Tax traps to watch when selling your main home
Capital gains tax on the sale of a home can be complex when main residence relief comes into play. Lisa Spearman, private client partner at Mercer & Hole, explains the key tax compliance issues to consider to avoid an unexpected tax bill
21 Jun 2019
Main residence relief applies to ‘a dwelling’ so issues can arise if buildings are combined or divided, such as two flats occupied as one or a house subdivided. The type and location of outbuildings can be significant.
The land associated with the dwelling is exempt up to the permitted area. This is half a hectare or such area ‘as required for… reasonable enjoyment… having regard to the size and character of the dwelling’. The amount of the permitted area and its value is often negotiated with HMRC. The tax return should fully disclose all the circumstances and the appropriate evidence should be retained in the event of an HMRC enquiry.
If selling part of the land for development, the garden should be sold first and then the house to maximise relief.
To qualify for relief the occupation of the dwelling must amount to a residence. This is something more than a hotel room or temporary accommodation: it needs to be what is commonly understood as a ‘home’.
No relief is available if there is no occupation as a home, but the test is qualitative rather than quantitative, and a permanent residence can be established in a short time.
Property election for relief
Where more than one property could qualify for relief, you can elect which should be exempted. Only one property can be relieved at a time and one only per married couple.
The deadline for the election is two years from the date on which the choice arose. If the deadline is missed no election can be made until there is a change in circumstances such as the acquisition of an additional property. In this case the matter is decided as a matter of fact following a claim on a tax return.
Once an election has been made it can be varied at any point so that it has effect from a date up to two years prior to the variation.
If the dwelling is partly used for a non-residential purpose such as running a business, some exemption might be lost. Letting a property can be a business for this purpose. Lettings relief is available to exempt a gain of up to a maximum of usually £40,000. From 6 April 2020 it is expected the relief will apply only where the owner is in co-occupation with the tenant.
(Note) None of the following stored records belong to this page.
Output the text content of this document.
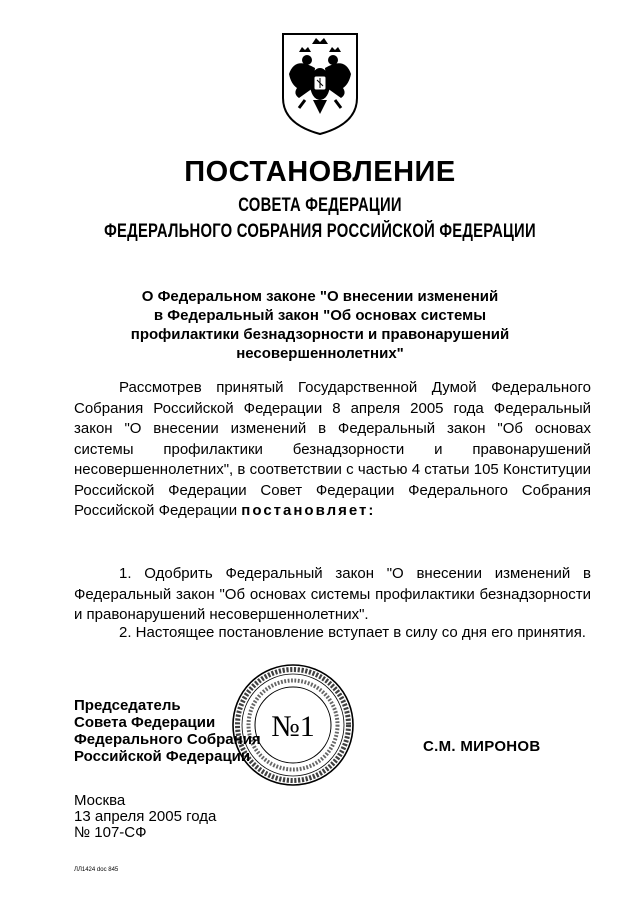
ПОСТАНОВЛЕНИЕ
СОВЕТА ФЕДЕРАЦИИ
ФЕДЕРАЛЬНОГО СОБРАНИЯ РОССИЙСКОЙ ФЕДЕРАЦИИ
О Федеральном законе "О внесении изменений
в Федеральный закон "Об основах системы
профилактики безнадзорности и правонарушений
несовершеннолетних"
Рассмотрев принятый Государственной Думой Федерального Собрания Российской Федерации 8 апреля 2005 года Федеральный закон "О внесении изменений в Федеральный закон "Об основах системы профилактики безнадзорности и правонарушений несовершеннолетних", в соответствии с частью 4 статьи 105 Конституции Российской Федерации Совет Федерации Федерального Собрания Российской Федерации постановляет:
1. Одобрить Федеральный закон "О внесении изменений в Федеральный закон "Об основах системы профилактики безнадзорности и правонарушений несовершеннолетних".
2. Настоящее постановление вступает в силу со дня его принятия.
Председатель
Совета Федерации
Федерального Собрания
Российской Федерации
№1
С.М. МИРОНОВ
Москва
13 апреля 2005 года
№ 107-СФ
ЛЛ1424 doc 845
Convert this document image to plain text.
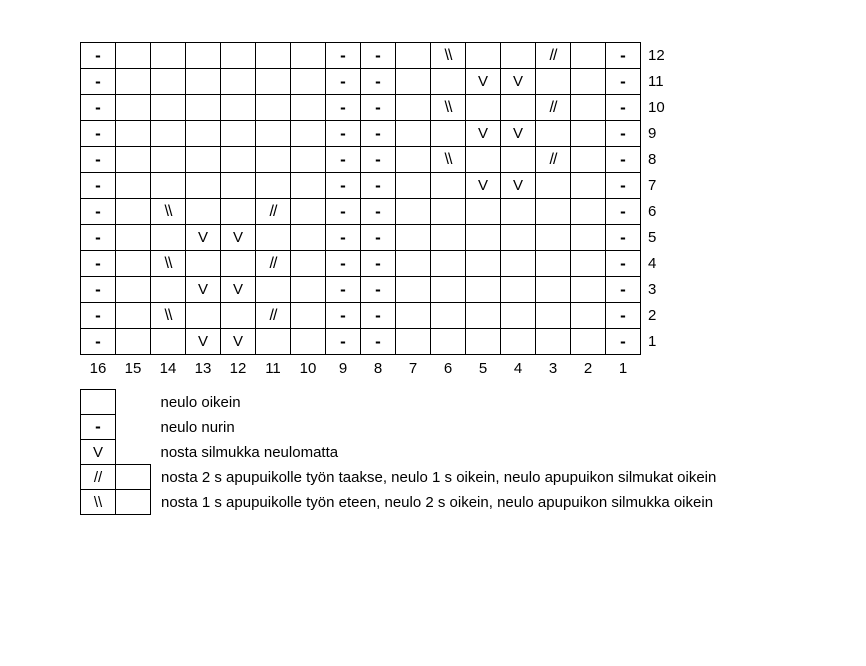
-							-	-		\\			//		-	12
-							-	-			V	V			-	11
-							-	-		\\			//		-	10
-							-	-			V	V			-	9
-							-	-		\\			//		-	8
-							-	-			V	V			-	7
-		\\			//		-	-							-	6
-			V	V			-	-							-	5
-		\\			//		-	-							-	4
-			V	V			-	-							-	3
-		\\			//		-	-							-	2
-			V	V			-	-							-	1
16	15	14	13	12	11	10	9	8	7	6	5	4	3	2	1	
		neulo oikein
-		neulo nurin
V		nosta silmukka neulomatta
//		nosta 2 s apupuikolle työn taakse, neulo 1 s oikein, neulo apupuikon silmukat oikein
\\		nosta 1 s apupuikolle työn eteen, neulo 2 s oikein, neulo apupuikon silmukka oikein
The whole ownership period needs review to establish the exempt proportion. Certain periods are deemed exempt even though there is no occupation at that time. However, care is needed with off plan purchases as relief may be denied if the building work takes longer than 12 months. Where the dwelling has been a main residence the final period of ownership is automatically exempt. The duration of the final period is currently 18 months but is to be reduced to 9 months after 6 April 2020.
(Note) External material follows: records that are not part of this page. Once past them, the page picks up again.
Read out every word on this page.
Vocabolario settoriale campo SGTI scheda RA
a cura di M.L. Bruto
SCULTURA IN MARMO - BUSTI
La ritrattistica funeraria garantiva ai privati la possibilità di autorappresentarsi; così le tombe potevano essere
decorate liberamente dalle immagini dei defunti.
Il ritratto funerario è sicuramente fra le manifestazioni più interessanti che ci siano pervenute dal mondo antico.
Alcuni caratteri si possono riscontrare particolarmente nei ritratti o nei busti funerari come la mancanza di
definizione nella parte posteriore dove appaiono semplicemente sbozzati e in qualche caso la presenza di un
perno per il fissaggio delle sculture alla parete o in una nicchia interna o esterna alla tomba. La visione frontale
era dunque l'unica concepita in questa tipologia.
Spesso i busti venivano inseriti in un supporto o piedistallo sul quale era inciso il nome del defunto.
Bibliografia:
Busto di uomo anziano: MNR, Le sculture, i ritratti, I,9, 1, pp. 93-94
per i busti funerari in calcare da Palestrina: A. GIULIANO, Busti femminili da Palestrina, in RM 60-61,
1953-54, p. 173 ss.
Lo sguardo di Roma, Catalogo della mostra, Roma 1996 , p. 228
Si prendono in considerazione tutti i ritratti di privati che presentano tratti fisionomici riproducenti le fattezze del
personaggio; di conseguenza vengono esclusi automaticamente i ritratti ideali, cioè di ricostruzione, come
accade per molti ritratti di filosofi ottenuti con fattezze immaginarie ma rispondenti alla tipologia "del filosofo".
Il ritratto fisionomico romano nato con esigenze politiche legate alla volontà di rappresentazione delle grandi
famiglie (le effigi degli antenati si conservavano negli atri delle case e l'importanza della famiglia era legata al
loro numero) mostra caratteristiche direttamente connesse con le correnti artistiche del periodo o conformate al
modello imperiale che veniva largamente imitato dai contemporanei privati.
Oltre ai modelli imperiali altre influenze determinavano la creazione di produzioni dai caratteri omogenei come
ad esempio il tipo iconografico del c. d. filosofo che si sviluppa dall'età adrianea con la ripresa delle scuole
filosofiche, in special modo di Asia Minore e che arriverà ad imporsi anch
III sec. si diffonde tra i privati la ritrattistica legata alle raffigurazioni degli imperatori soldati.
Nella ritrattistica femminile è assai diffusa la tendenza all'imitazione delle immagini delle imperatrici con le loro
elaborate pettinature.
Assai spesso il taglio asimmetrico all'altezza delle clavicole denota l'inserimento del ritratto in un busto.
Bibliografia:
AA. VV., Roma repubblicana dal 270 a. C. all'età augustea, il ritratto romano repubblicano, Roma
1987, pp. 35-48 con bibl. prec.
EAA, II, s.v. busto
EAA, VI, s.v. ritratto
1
While transfers between spouses usually take place tax free there can be unexpected outcomes on a later sale of the house. Trustees and executors may claim main residence relief in certain limited circumstances.
Non-residents disposing of UK residential property must report the disposal within 30 days. Any tax due can be payable at that time but main residence relief may be limited so it is worth getting the information ready to be able to meet the deadline.